Several months ago, the owners of a 1918 Craftsman-style residence here in the Oakland area asked me to remodel their kitchen. Small and dark, the room had last been renovated many decades earlier. A partition separated it from a butler's pantry, which held a corner sink and a tiny toilet room. The toilet hadn't worked for years, and the pantry was used for general storage. All told, the kitchen and pantry contained nine doorways, plus a set of stairs leading to the basement and the second floor.
To create a more efficient layout, the author eliminated a toilet room, removed the partition between the kitchen and the butler's pantry, and stole space from a redundant stairway.
Not surprisingly, all of the cabinets were in poor condition; probably the nicest thing you could say about them — assuming you liked history — was that they looked really old. As it happened, my clients did like history and wanted their new kitchen to feel as though it might have belonged to their grandmothers.
Same Area, Better Space
To stay within the budget, we decided to avoid structural changes and leave the plumbing where it was. However, we did tear out the water closet and the partition between the kitchen and the butler's pantry. What had been the toilet compartment became the location for a new 32-inch-wide refrigerator.
We couldn't rip out the wall to the right of the toilet because it contained plumbing for the upstairs bath. Instead, we reframed it, making it thick enough to accommodate a bookcase. Now it holds cookbooks and defines the entry area.
The original water closet's plumbing wall contained pipes for the second-story bath, so it was retained and fattened into a bookcase.
Storage in the Stairway
The stairs in the corner of the butler's pantry consumed valuable floor space. Although we couldn't alter the ones going down to the basement, we could steal space from the ones going up because they weren't the only set to the second floor; they led to a landing where a door opened onto the main staircase — a design common in older homes.

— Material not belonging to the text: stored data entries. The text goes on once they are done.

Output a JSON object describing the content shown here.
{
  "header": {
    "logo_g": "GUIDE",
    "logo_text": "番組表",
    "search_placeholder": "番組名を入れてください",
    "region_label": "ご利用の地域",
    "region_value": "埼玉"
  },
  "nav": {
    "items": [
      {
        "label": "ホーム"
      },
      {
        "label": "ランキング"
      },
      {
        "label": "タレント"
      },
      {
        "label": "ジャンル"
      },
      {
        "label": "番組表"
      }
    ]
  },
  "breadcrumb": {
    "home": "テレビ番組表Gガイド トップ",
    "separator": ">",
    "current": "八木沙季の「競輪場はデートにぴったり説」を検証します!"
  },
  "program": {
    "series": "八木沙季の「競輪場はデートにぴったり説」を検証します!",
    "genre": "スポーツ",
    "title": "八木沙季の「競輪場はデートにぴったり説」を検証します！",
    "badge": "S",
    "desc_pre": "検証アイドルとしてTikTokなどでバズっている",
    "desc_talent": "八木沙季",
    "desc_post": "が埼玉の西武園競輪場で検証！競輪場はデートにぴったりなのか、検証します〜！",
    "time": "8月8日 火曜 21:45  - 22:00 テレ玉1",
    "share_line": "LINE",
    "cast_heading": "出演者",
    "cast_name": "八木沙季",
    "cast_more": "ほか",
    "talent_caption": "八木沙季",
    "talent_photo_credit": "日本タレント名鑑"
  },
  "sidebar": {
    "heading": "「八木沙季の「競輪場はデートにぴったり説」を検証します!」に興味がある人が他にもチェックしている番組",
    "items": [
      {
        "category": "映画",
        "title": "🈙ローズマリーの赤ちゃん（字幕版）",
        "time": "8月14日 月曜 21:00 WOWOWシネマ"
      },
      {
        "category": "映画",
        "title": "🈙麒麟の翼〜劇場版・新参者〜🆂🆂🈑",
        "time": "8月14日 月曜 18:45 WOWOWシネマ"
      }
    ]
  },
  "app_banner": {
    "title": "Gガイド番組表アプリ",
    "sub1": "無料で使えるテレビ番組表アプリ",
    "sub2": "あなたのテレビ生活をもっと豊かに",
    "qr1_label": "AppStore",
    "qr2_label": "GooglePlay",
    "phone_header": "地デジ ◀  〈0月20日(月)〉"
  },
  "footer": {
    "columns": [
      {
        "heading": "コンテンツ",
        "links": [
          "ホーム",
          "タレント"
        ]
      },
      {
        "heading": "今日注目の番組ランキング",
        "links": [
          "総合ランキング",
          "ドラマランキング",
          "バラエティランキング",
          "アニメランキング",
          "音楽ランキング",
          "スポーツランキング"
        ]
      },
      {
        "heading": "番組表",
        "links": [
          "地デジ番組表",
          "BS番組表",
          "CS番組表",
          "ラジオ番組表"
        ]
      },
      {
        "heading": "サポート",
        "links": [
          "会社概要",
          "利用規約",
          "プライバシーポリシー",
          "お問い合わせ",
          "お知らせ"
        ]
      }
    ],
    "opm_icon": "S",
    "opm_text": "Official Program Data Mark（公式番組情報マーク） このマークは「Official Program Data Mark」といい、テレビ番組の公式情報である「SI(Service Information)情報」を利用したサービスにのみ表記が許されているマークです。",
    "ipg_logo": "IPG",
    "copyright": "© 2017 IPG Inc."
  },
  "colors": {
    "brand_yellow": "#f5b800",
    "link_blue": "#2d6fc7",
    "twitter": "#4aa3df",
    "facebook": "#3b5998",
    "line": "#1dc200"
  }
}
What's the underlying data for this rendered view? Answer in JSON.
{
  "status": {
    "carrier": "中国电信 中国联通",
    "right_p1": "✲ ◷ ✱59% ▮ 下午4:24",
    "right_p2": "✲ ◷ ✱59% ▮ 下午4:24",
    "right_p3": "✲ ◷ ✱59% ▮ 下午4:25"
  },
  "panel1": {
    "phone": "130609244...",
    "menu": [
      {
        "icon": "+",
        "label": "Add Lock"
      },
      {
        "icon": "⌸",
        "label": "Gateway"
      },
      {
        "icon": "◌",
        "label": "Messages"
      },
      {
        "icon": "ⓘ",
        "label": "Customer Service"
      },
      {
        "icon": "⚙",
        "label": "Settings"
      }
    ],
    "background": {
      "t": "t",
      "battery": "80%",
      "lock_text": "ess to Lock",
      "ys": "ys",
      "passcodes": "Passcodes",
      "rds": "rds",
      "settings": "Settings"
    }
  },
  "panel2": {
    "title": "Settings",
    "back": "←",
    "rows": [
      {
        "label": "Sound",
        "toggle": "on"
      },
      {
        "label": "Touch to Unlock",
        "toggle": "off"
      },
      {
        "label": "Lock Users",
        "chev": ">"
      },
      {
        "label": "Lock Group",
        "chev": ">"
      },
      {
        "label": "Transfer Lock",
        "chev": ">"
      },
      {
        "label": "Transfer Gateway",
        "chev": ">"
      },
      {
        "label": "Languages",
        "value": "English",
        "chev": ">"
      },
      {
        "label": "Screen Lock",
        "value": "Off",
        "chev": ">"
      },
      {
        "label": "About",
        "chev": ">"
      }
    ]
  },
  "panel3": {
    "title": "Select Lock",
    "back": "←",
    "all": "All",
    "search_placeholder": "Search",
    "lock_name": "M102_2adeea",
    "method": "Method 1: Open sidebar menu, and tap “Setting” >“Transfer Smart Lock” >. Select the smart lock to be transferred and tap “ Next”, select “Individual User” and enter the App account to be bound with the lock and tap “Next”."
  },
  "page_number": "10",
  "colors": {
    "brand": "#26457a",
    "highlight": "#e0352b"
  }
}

Removing the back stairs was not an option (the flight to the basement runs directly underneath), so we decided to frame around them to create as much storage space as possible. The landing became a closet accessed through the existing door from the front stairs. Above the treads we framed three openings: one for a built-in wall cabinet, one for a large alcove, and one for a pair of drawers that open into the hallway.
The back stairs were turned into storage space.
The landing became a closet, accessed from the home's main staircase, while the space above the treads now houses a wall cabinet, a niche, and — around the corner — a pair of drawers.
Across the hall from the stairs was an existing closet that also served as a mechanical chase. To avoid having to rework the mechanicals, we left the closet there but gave it a new door that matches the ones on the kitchen cabinets.